Elwood Myre, this young local singer-songwriter, is gearing up for the release of his self-titled debut album. With stories set to the tune of folk and Americana tones the musician’s first full length is one that makes for serious contemplation.
We asked him to put together a track-by-track on how the songs came about and what influenced it. Give the record a spin and discover how it came about by reading what’s below.
‘Western Eagle’
I wrote this song a little after my post-school naivety wore off and I started to uncover the layers of ignorance and passivity a lot of people surrounding me submerged themselves in. I couldn’t really comprehend people’s willingness to accept their reality as finite and be so scared of anything that wasn’t a part of that. I’m not claiming that I’m not guilty of this myself, but every day since I’ve been trying to be better.
This was the first song we decided to track and considering it was the second time we had all been in the same room together we were surprised how well our limbs decided to move together.
‘Bodhi Tree’
‘Bodhi Tree’ came about after simultaneously reading a newspaper, a book on meditation and having a drunken dystopian rant with Hunter. At the time I was involuntarily trapped in a routine of waking up in a crowded house at an hour where noise was unacceptable, so I was confined to reading and writing. I ended up having too much time to think about things I probably shouldn’t be spending time thinking about in the first place.
‘Mrs Honey’
In the great tradition of songwriting people often have the tendency to borrow one another’s ideas. I borrowed this style of song from the likes of John Prine, but carved my own story into it. It tells a tale of a debauched love affair with an older lady named Mrs. Honey and as the song suggests, it didn’t end well. Hunter never really sang before we started playing this song and now he doesn’t seem to stop.
‘Water To The Moon’
This song was easily the most fun we had in the studio. It was Hunter’s favourite because he got to overdub banjo and it was my favourite because we bought various fruit-shaped shakers on the way to the studio that day.

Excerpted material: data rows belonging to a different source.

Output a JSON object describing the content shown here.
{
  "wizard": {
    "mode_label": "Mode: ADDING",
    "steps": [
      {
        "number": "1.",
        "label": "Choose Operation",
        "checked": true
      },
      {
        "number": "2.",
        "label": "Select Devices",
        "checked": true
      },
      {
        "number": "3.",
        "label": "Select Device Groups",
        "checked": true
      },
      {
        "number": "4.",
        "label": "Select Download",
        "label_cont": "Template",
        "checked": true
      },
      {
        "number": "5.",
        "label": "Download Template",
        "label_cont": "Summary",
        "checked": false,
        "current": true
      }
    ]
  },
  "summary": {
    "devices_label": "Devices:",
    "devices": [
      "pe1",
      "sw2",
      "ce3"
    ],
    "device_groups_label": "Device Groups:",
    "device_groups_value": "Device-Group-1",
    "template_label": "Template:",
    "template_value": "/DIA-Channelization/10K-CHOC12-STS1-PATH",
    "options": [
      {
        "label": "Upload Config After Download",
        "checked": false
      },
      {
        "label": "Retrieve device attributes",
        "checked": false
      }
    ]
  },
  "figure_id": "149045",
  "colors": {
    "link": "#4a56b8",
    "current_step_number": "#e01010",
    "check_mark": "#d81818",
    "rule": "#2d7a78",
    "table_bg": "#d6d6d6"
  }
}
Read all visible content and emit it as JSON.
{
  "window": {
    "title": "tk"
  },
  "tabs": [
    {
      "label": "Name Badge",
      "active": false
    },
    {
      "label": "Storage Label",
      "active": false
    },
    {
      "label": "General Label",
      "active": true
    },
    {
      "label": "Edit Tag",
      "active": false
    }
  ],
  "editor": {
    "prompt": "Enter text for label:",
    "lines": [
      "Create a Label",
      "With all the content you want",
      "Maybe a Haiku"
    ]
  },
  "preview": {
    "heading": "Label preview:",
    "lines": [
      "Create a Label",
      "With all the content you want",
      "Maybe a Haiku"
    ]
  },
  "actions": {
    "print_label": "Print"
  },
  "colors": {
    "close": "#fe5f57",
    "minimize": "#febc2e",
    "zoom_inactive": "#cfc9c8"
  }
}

The lyrical content came from a conversation I had with a good friend of mine about the connection between the moon and the tidal system. I was also really hung up on a girl and eventually found some common ground between the situations.
‘California’
I’ve never been to California and that is essentially what this song is about. I noticed that myself, and a lot of people around me seemed to be blaming troubles and personal struggle on the physical place they were in. Everyone had a place they could go and be forgotten. No one really believed it was true, but sometimes thoughts like that are far too comforting to dismiss. Everything was pretty stagnant where I was, I had no money and America seemed to be staring right at me.
‘Howling Beach’
‘Howling Beach’ was one of the songs on the record that was never really meant to happen. The studio had a little parlour guitar in high-strung Nashville tuning that everyone couldn’t help picking up. When I got my turn I started playing ‘Howling Beach’, which for whatever reason, Hunter and I had decided to put to rest months ago. The next day we tracked it and decided to keep it. The song itself is a snapshot of a fictional post-WWIII beach surrounded by hellfire.
‘Vagrant Life’
‘Vagrant Life’ is an ode to the endearing and all-loving female spirit one often encounters when travelling. You don’t get to meet this kind of person every day and when you do, you certainly know it. If you have it, bottle it.
On the morning of the second day in the studio I arrived at Hunter’s house while he was making what he call’s an omelette with duck eggs (he has ducks). After realising we had three more days in the studio and only three acoustic songs to track for the EP we had originally planned, we decided we had to at least try for a full-length album. This was the first thing we played that morning.
‘King Size’
‘King Size’ was recorded in the same vein as ‘Vagrant Life’, except it was the very last thing we played that day. We were so tired and mildly drunk that we forgot we had recorded it until we chanced upon it the day after. Our producer Michael snuck in a clunky bass part and Hunter found another use for his mandola and an old cymbal he’d been begging to play on something.
I wrote the song after a friend was telling me about their new king size bed and I instantly thought I wanted one too. After a while, I realised I still wouldn’t have anyone to share it with, and birds that kept me awake every morning would still be there.
‘You’re a Child, Babe’
This song gave me the most anxiety before we went into the studio. Namely, because it held a certain weight with me and we had only rehearsed it as a four-piece once. Hunter and I had put a lot of work into the arrangement, but you can never really anticipate the fevered spontaneity that sparks in a place like a recording studio. In short; we didn’t really know what to expect.
As the title may suggest, the song spawned from a relationship that went awry. For some reason it’s always songs like this that seem to ruin all my holidays. Sometimes I form a sort of grudge against them and don’t play them until months later.
‘Rain Song’
‘Rain Song’ explores the opaque desolation of longing and was roused on one of my darker orbits around the sun. It’s one of the most ancient human conditions and I’m not spiteful for having experienced it. Everyone’s been rained on.
This track also holds a hidden song at the end. It only happened because a case of beer was anonymously delivered to the studio and our engineer Scotty wouldn’t let us leave it off the record. We haven’t played the song since and I’m not sure we ever will.